Esse foi o enfoque principal de Tsuyoshi Murakami, chef do Restaurante Kinoshita, ao participar da série “Curso no Museu”, promovido pelo Museu Histórico da Imigração Japonesa no Brasil.
O encontro aconteceu no último dia 7 de abril, no 9º andar do Museu, com cerca de 40 pessoas – ocasião em que o convidado preferiu responder perguntas à simplesmente discorrer sobre o tema “Beleza à Mesa”.
O Kinoshita, reconhecido entre os melhores (e premiados) restaurantes japoneses do Brasil, é uma das casas mais emblemáticas na trajetória na culinária japonesa na capital paulista.
Localizado no coração do bairro da Liberdade, o espaço rapidamente firmou-se como um dos concorridos restaurantes do núcleo pioneiro da culinária japonesa na cidade. Tornou-se um local-referência não só para quem desejava saborear a comida japonesa (e conhecia o básico da língua!) durante a semana, ou nas reuniões familiares (ou de amigos!) de final de semana.
Restaurante familiar como outros daqueles anos 1960/70/80, não raro, no final do expediente, o próprio Kinoshita enrolava seu avental e se misturava aos fregueses para um animado bate-papo.
Cada um tinha seu prato predileto como motivo para frequentar o Kinoshita. Um dos grupos memoráveis que se reunia para o almoço do sábado era constituído por jornalistas da velha guarda (eram amigos, embora trabalhassem em jornais concorrentes!) e funcionários de diferentes empresas nikkeis (por exemplo, Banco América do Sul). Os pratos pedidos eram variados, mas a unanimidade entre eles era o kare raisu (arroz com curry).
Mas, voltando à história, desde a década de 1980, ficavam cada vez mais evidentes as mudanças no cenário do bairro da Liberdade e nos restaurantes japoneses.
Emblemático, nessa época, foi o surgimento da Estação Liberdade do Metrô em contraste com os tyotins (luminárias em forma de lanternas) reforçando a identidade local.
Quanto aos restaurantes japoneses, alguns resolveram subir a Avenida Brigadeiro Luiz Antônio em direção à avenida Paulista para aproximar-se da concentração das empresas japonesas que, desde a década de 1970, estacionaram em território brasileiro.
Nesse burburinho de mudanças, a geração pioneira deixou o comando para as próximas, não só nos restaurantes, mas nas lojas, nos escritórios, mas agências de viagens, etc.
Foi em 1995 que o balcão dos sashimi/sushi do Kinoshita passou a ser ocupado por um belo jovem sushiman, falante e carismático que, combinava a excelência dos peixes com longos papos e histórias trazidas por ele.
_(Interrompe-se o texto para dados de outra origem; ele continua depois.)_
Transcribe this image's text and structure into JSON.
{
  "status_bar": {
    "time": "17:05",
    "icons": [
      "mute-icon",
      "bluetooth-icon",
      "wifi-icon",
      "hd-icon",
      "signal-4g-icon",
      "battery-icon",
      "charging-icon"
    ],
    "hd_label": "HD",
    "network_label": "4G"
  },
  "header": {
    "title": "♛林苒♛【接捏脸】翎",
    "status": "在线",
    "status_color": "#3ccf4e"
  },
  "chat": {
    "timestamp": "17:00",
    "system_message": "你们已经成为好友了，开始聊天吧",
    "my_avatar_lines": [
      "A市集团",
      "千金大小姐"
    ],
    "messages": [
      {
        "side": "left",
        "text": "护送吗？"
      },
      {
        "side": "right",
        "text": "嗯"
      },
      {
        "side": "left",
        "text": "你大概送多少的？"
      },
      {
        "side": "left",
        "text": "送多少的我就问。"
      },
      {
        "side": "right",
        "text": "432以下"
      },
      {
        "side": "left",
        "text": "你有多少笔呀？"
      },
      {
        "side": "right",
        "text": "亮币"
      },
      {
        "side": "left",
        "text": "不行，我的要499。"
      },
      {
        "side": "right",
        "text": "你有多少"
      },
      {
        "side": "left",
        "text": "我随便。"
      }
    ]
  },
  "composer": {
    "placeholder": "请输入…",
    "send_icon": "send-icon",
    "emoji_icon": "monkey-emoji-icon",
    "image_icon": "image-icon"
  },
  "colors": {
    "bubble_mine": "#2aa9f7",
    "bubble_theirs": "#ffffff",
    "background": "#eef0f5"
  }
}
Com leve sotaque carioca, impecável na língua japonesa, Murakami reportava suas passagens pelos restaurantes do mundo!
Bom, a história, a partir disso, todos sabem – ele virou genro do proprietário e, junto com Suzana, a eleita, deixaram a Liberdade com destino a Vila Nova Conceição.
O chef Murakami, que prefere ser chamado por seu primeiro nome, Tsuyoshi, trouxe para seu público o kappo ryori, sem tradução exata para o português, que dá margem para diferentes interpretações. Certamente, uma delas resulta da combinação entre a alta e sofisticada gastronomia com a ousada criatividade do chef.
“Se pensar muito não dá. A apresentação de cada prato sai naturalmente”, ensina o chef, lembrando o ritual de um mestre de shodô diante de um papel washi e seu pincel. Em segundos a caligrafia está pronta, como o gesto final de um longo caminho de preparativos e vivências.
Tsuyoshi contou que a inspiração de sua culinária está ancorada na “comida da mamãe”, com a simplicidade original do arroz, misoshiro, fazer o chá, “todos preparados com muito amor”.
Durante sua palestra, falou sobre a relação intrínseca que o cozinheiro tem com os elementos essenciais da preservação da vida e o oferecimento desse sustento vital aos seus visitantes.
“Não se trata de fartar-se, ficar com a barriga cheia até não se aguentar”, ensina. “Aqui vale o ditado, o menos vale mais, ou seja, servir-se o suficiente para renovar as energias”.
Nesta noite de palestra, várias vezes, o chef também se referiu ao “Kinoshita Education”, que busca no cotidiano do restaurante transmitir aos seus funcionários e estagiários os preceitos básicos essenciais de quem se propõe a preparar o alimento com excelência. Uma forma, certamente, de se manter fiel à tradição.
Só para terminar a história: o kare rice não é mais servido no Kinoshita, apesar de os clientes ainda pedirem.